Nel gennaio del 2001
si apre il dialogo con l'Induismo - Al nord e al sud dell'India, incontri con induisti ed appartenenti ad altre religioni.

A Coimbatore, nello Stato indiano del Tamil Nadu, viene assegnato a Chiara il premio Difensore della pace da due istituzioni gandhiane, lo Shanti Ashram e il Sarvodaya Movement (5 gennaio).
Alla cerimonia, a cui partecipano oltre 500 persone indù e di altre religioni, Chiara parla della sua esperienza spirituale mettendo in luce elementi comuni tra il Vangelo e le scritture indù.

Il 14 gennaio, interviene ad un altro incontro con docenti e studenti del Centro culturale Bharatiya Sanskriti Peetham. Si apre il dialogo nel segno della continuità.

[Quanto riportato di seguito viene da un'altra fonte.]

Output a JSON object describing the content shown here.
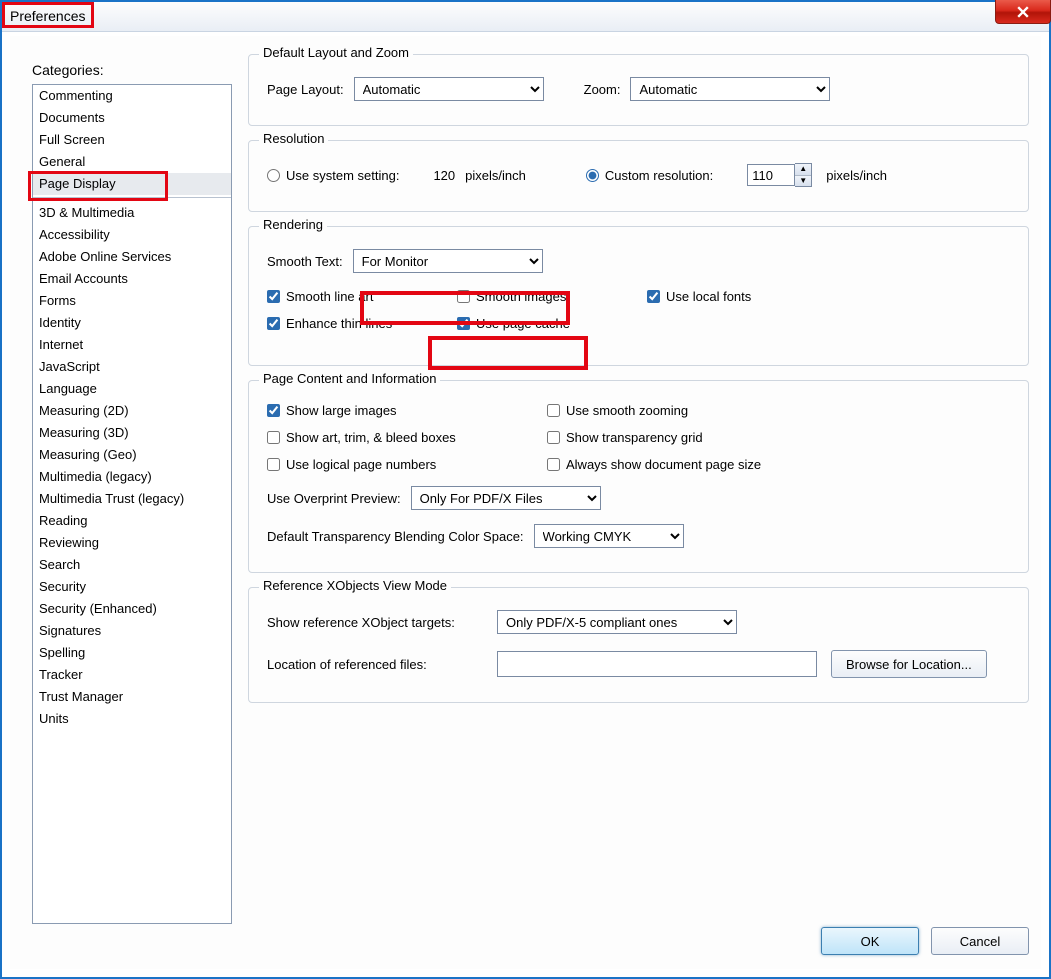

Dal 14 al 19 giugno 2002 si è tenuto il 1° Simposio Indù-cristiano, presso il Centro Mariapoli di Castelgandolfo (Roma), su "Il Bhakti e l'Agape, via d'amore verso Dio", a cui hanno partecipato accademici delle due religioni. L' incontro è stato "una profonda esperienza spirituale e non solo un esercizio accademico", come ha detto la prof.ssa Kala Acharya, e si è concluso con il saluto del Santo Padre, all'Udienza generale nell'Aula Paolo VI.

Nel gennaio 2003, Chiara ritorna in India: a Mumbai/Bombay, approfondisce il dialogo interreligioso con il Somaiya College, una delle istituzioni universitarie indù maggiormente impegnate nel dialogo, il Bharatiya Vidya Bhavan, centro nato per la riscoperta delle radici della cultura indù, e la Swadhyaya Family, movimento diffuso in tutta l'India, con oltre 8 milioni di aderenti.
Questo dialogo a livello della spiritualità, a dire delle autorità della Chiesa cattolica, "è il culmine delle diverse forme di dialogo e risponde alle più profonde attese degli uomini di buona volontà".